Perhaps the greatest disaster in the history of rocketry occurred in 1960, at Baikonur Cosmodrome, during the test of a new ICBM, the R16, when the second stage accidentally ignited while sitting on the launch pad, rupturing the fuel tank of the 1st stage below it and causing a huge fireball that incinerated about 100 personnel who were on the launch pad. The Western world would not learn of this incident until James Oberg, an expert on the Soviet space program, pieced it together from various stories and rumors he heard coming out of the USSR in the early 80s. More here.
  • Freeow. Another great post.
  • In Soviet Russia, ICBM incinerates YOU!
  • Thanks.. that was interesting. I've always heard of the disaster but never saw a detailed account of it.
  • The launch pad doesn't strike me as a particularly great place to be at launch time.
  • You know it is a pretty good post when Wikipedia has nada on it.
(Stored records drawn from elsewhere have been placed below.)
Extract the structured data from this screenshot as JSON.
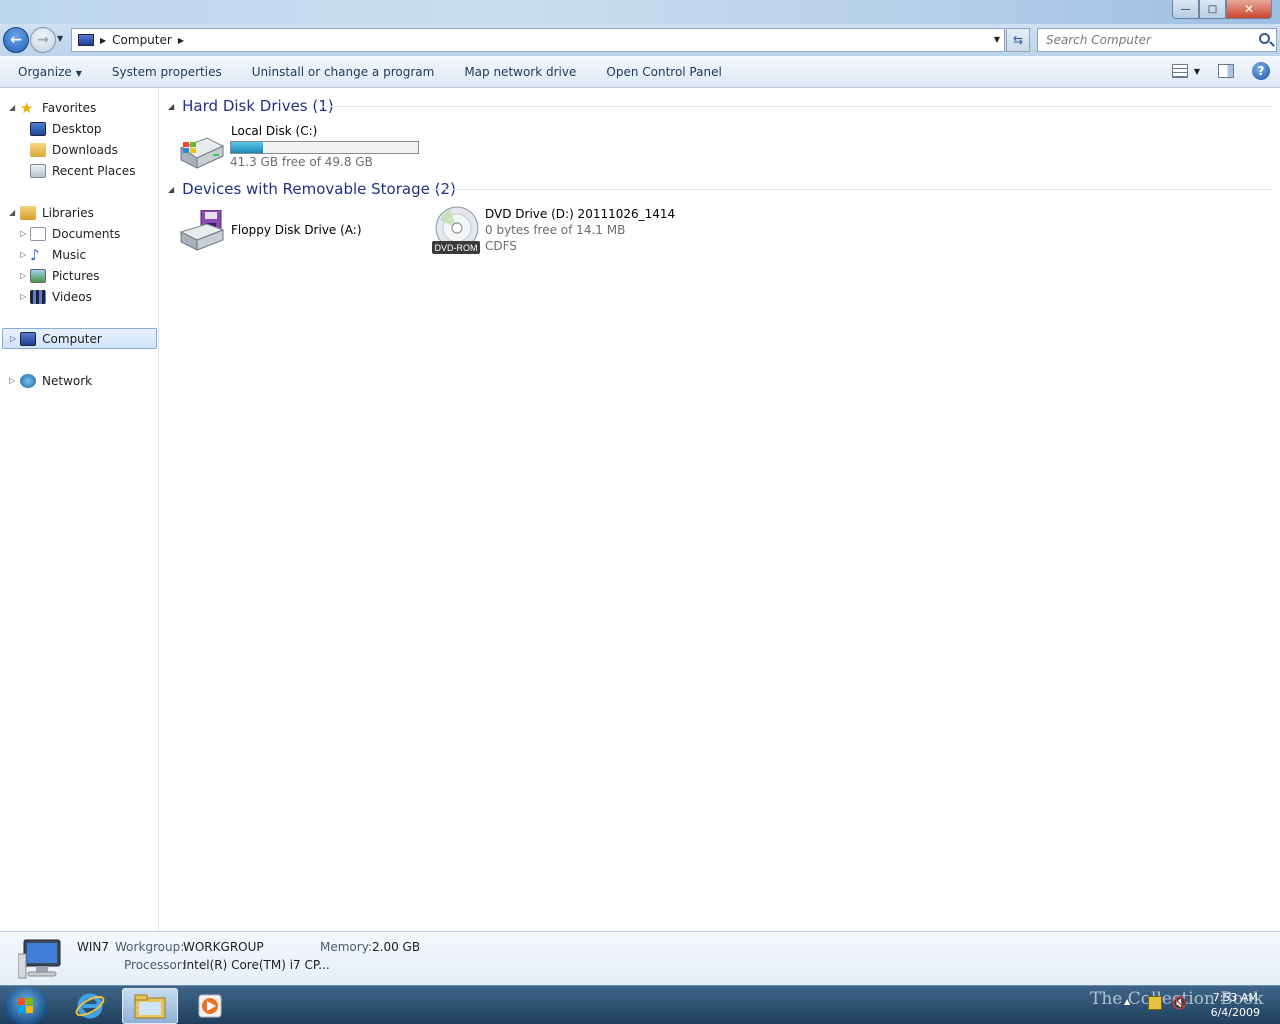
{
  "window": {
    "controls": {
      "minimize": "—",
      "maximize": "□",
      "close": "✕"
    }
  },
  "address": {
    "segments": [
      "Computer"
    ],
    "refresh_icon": "refresh-icon",
    "search_placeholder": "Search Computer"
  },
  "toolbar": {
    "organize": "Organize",
    "system_properties": "System properties",
    "uninstall": "Uninstall or change a program",
    "map_drive": "Map network drive",
    "control_panel": "Open Control Panel"
  },
  "nav": {
    "favorites": "Favorites",
    "desktop": "Desktop",
    "downloads": "Downloads",
    "recent": "Recent Places",
    "libraries": "Libraries",
    "documents": "Documents",
    "music": "Music",
    "pictures": "Pictures",
    "videos": "Videos",
    "computer": "Computer",
    "network": "Network"
  },
  "content": {
    "hdd_group": "Hard Disk Drives (1)",
    "removable_group": "Devices with Removable Storage (2)",
    "local_disk": {
      "name": "Local Disk (C:)",
      "free": "41.3 GB free of 49.8 GB",
      "used_fraction": 0.17
    },
    "floppy": {
      "name": "Floppy Disk Drive (A:)"
    },
    "dvd": {
      "name": "DVD Drive (D:) 20111026_1414",
      "free": "0 bytes free of 14.1 MB",
      "fs": "CDFS",
      "badge": "DVD-ROM"
    }
  },
  "details": {
    "name": "WIN7",
    "workgroup_label": "Workgroup:",
    "workgroup": "WORKGROUP",
    "memory_label": "Memory:",
    "memory": "2.00 GB",
    "processor_label": "Processor:",
    "processor": "Intel(R) Core(TM) i7 CP..."
  },
  "taskbar": {
    "time": "7:53 AM",
    "date": "6/4/2009",
    "watermark": "The Collection Book"
  },
  "colors": {
    "accent": "#1e3287",
    "capacity_fill": "#26a0d0"
  }
}
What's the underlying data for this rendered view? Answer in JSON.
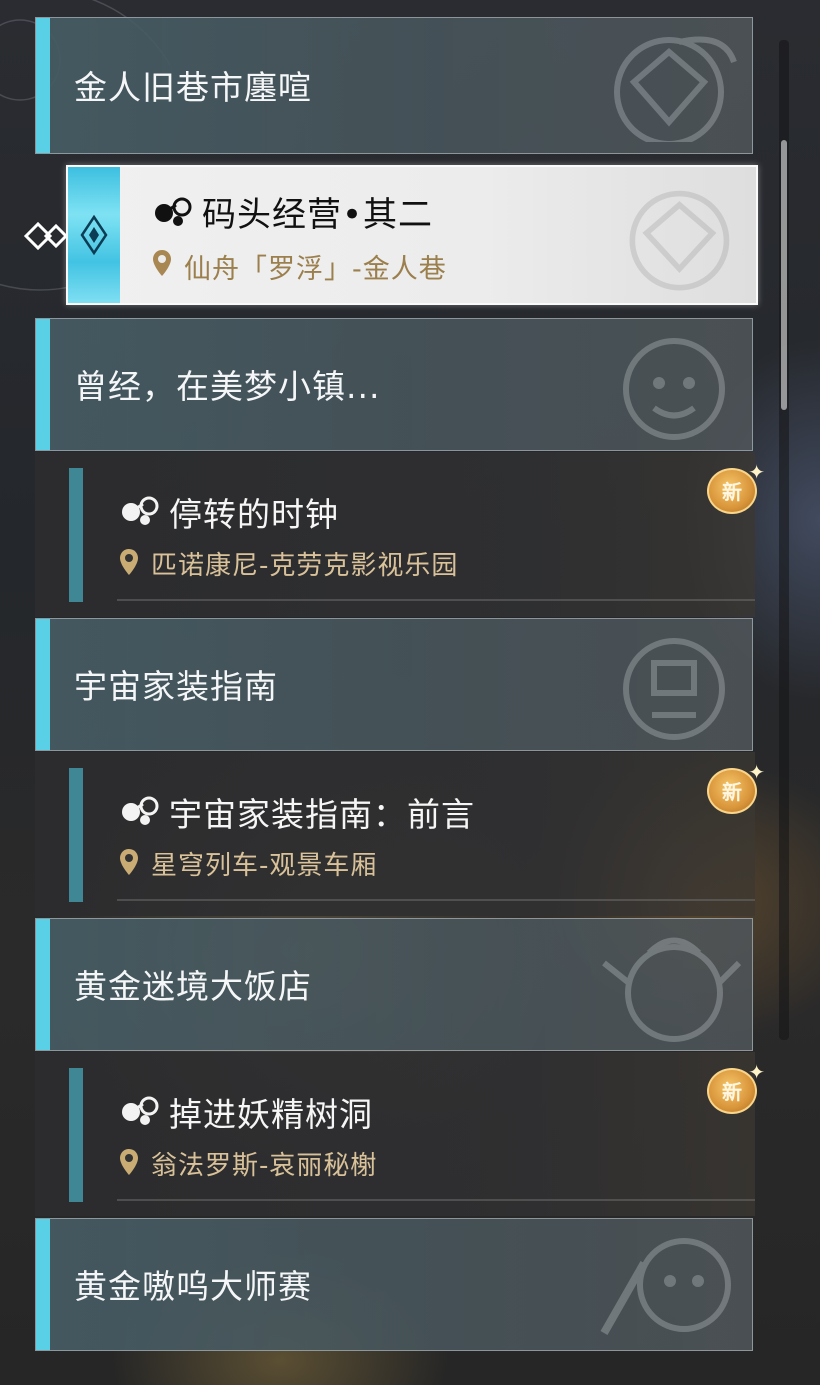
{
  "quest_log": {
    "categories": [
      {
        "title": "金人旧巷市廛喧"
      },
      {
        "title": "曾经，在美梦小镇..."
      },
      {
        "title": "宇宙家装指南"
      },
      {
        "title": "黄金迷境大饭店"
      },
      {
        "title": "黄金嗷呜大师赛"
      }
    ],
    "selected_quest": {
      "title": "码头经营•其二",
      "location": "仙舟「罗浮」-金人巷"
    },
    "quests": [
      {
        "title": "停转的时钟",
        "location": "匹诺康尼-克劳克影视乐园",
        "badge": "新"
      },
      {
        "title": "宇宙家装指南：前言",
        "location": "星穹列车-观景车厢",
        "badge": "新"
      },
      {
        "title": "掉进妖精树洞",
        "location": "翁法罗斯-哀丽秘榭",
        "badge": "新"
      }
    ]
  },
  "colors": {
    "category_accent": "#5ad0e6",
    "quest_bar": "#3f8795",
    "location_text": "#d9c29a",
    "badge_gold": "#d9953a"
  },
  "icons": {
    "quest_type": "companion-mission-icon",
    "location": "location-pin-icon",
    "selection": "diamond-pointer-icon"
  }
}
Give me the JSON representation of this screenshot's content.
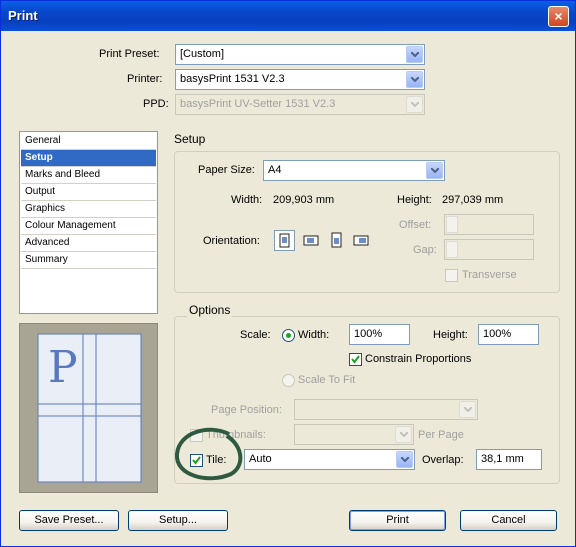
{
  "window": {
    "title": "Print",
    "close_glyph": "×"
  },
  "print_preset": {
    "label": "Print Preset:",
    "value": "[Custom]"
  },
  "printer": {
    "label": "Printer:",
    "value": "basysPrint 1531 V2.3"
  },
  "ppd": {
    "label": "PPD:",
    "value": "basysPrint UV-Setter 1531 V2.3"
  },
  "categories": {
    "items": [
      "General",
      "Setup",
      "Marks and Bleed",
      "Output",
      "Graphics",
      "Colour Management",
      "Advanced",
      "Summary"
    ],
    "selected": "Setup"
  },
  "setup": {
    "heading": "Setup",
    "paper_size": {
      "label": "Paper Size:",
      "value": "A4"
    },
    "width": {
      "label": "Width:",
      "value": "209,903 mm"
    },
    "height": {
      "label": "Height:",
      "value": "297,039 mm"
    },
    "offset": {
      "label": "Offset:",
      "value": ""
    },
    "gap": {
      "label": "Gap:",
      "value": ""
    },
    "transverse": {
      "label": "Transverse",
      "checked": false
    },
    "orientation": {
      "label": "Orientation:",
      "icons": [
        "portrait-icon",
        "landscape-icon",
        "reverse-portrait-icon",
        "reverse-landscape-icon"
      ]
    }
  },
  "options": {
    "heading": "Options",
    "scale_label": "Scale:",
    "width": {
      "label": "Width:",
      "value": "100%"
    },
    "height": {
      "label": "Height:",
      "value": "100%"
    },
    "constrain": {
      "label": "Constrain Proportions",
      "checked": true
    },
    "scale_to_fit": {
      "label": "Scale To Fit"
    },
    "page_position": {
      "label": "Page Position:",
      "value": ""
    },
    "thumbnails": {
      "label": "Thumbnails:",
      "value": "",
      "per_page": "Per Page"
    },
    "tile": {
      "label": "Tile:",
      "checked": true,
      "value": "Auto"
    },
    "overlap": {
      "label": "Overlap:",
      "value": "38,1 mm"
    }
  },
  "preview": {
    "glyph": "P"
  },
  "buttons": {
    "save_preset": "Save Preset...",
    "setup": "Setup...",
    "print": "Print",
    "cancel": "Cancel"
  },
  "colors": {
    "accent": "#316ac5",
    "titlebar": "#0a50d8",
    "annotation_circle": "#2f5a40"
  }
}
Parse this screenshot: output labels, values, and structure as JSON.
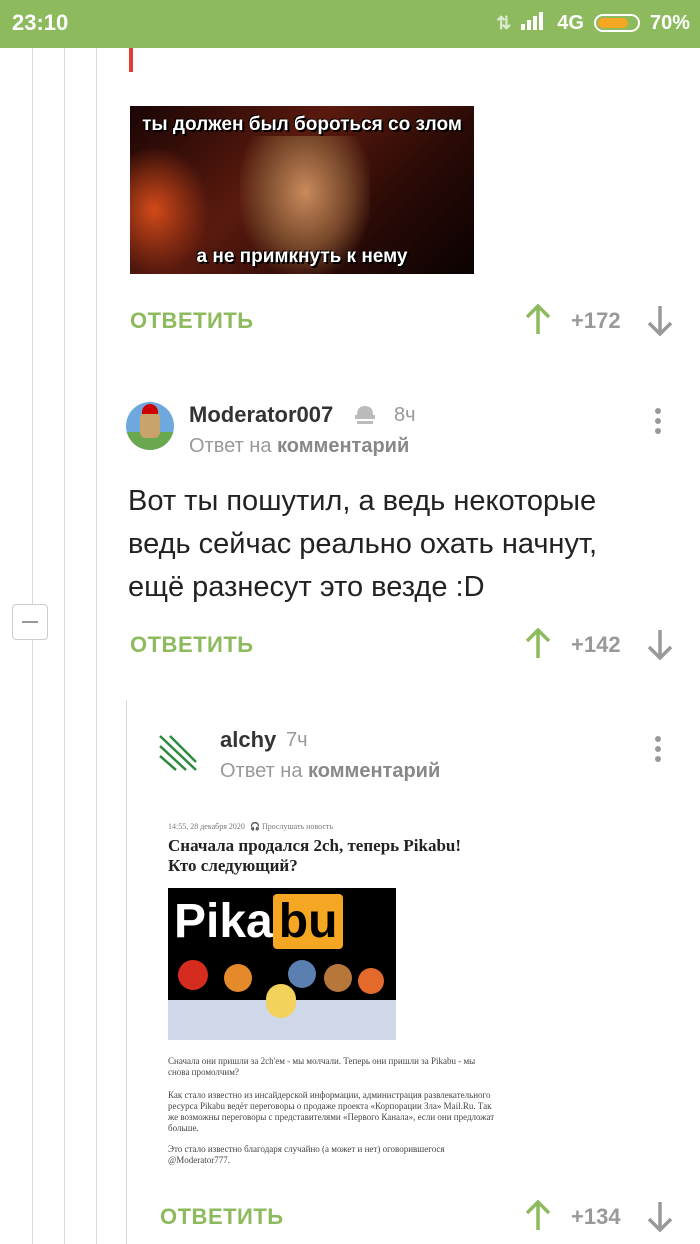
{
  "status": {
    "time": "23:10",
    "network": "4G",
    "battery": "70%",
    "battery_level": 0.7
  },
  "meme": {
    "top_text": "ты должен был бороться со злом",
    "bottom_text": "а не примкнуть к нему"
  },
  "comments": [
    {
      "reply_label": "ОТВЕТИТЬ",
      "rating": "+172"
    },
    {
      "username": "Moderator007",
      "time": "8ч",
      "meta_prefix": "Ответ на",
      "meta_link": "комментарий",
      "text": "Вот ты пошутил, а ведь некоторые ведь сейчас реально охать начнут, ещё разнесут это везде :D",
      "reply_label": "ОТВЕТИТЬ",
      "rating": "+142"
    },
    {
      "username": "alchy",
      "time": "7ч",
      "meta_prefix": "Ответ на",
      "meta_link": "комментарий",
      "reply_label": "ОТВЕТИТЬ",
      "rating": "+134"
    }
  ],
  "article": {
    "date": "14:55, 28 декабря 2020",
    "listen": "Прослушать новость",
    "title": "Сначала продался 2ch, теперь Pikabu! Кто следующий?",
    "logo_left": "Pika",
    "logo_right": "bu",
    "p1": "Сначала они пришли за 2ch'ем - мы молчали. Теперь они пришли за Pikabu - мы снова промолчим?",
    "p2": "Как стало известно из инсайдерской информации, администрация развлекательного ресурса Pikabu ведёт переговоры о продаже проекта «Корпорации Зла» Mail.Ru. Так же возможны переговоры с представителями «Первого Канала», если они предложат больше.",
    "p3": "Это стало известно благодаря случайно (а может и нет) оговорившегося @Moderator777."
  }
}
  • Actually, I knew about the wikipedia link, and here it is. It is good info, but since it's too easy (boring?) to just do a wikipedia link I don't often do it.
  • Show off.
  • Congratulations to NASA on a Shuttle launch this morning. No dramatic explosions or anything. Come home safe!
  • Funny how the inquiry fingered the problem as being technological when it looks like it was dumb management that was largely to blame.
  • Very nice, another notch in the old gun, un-.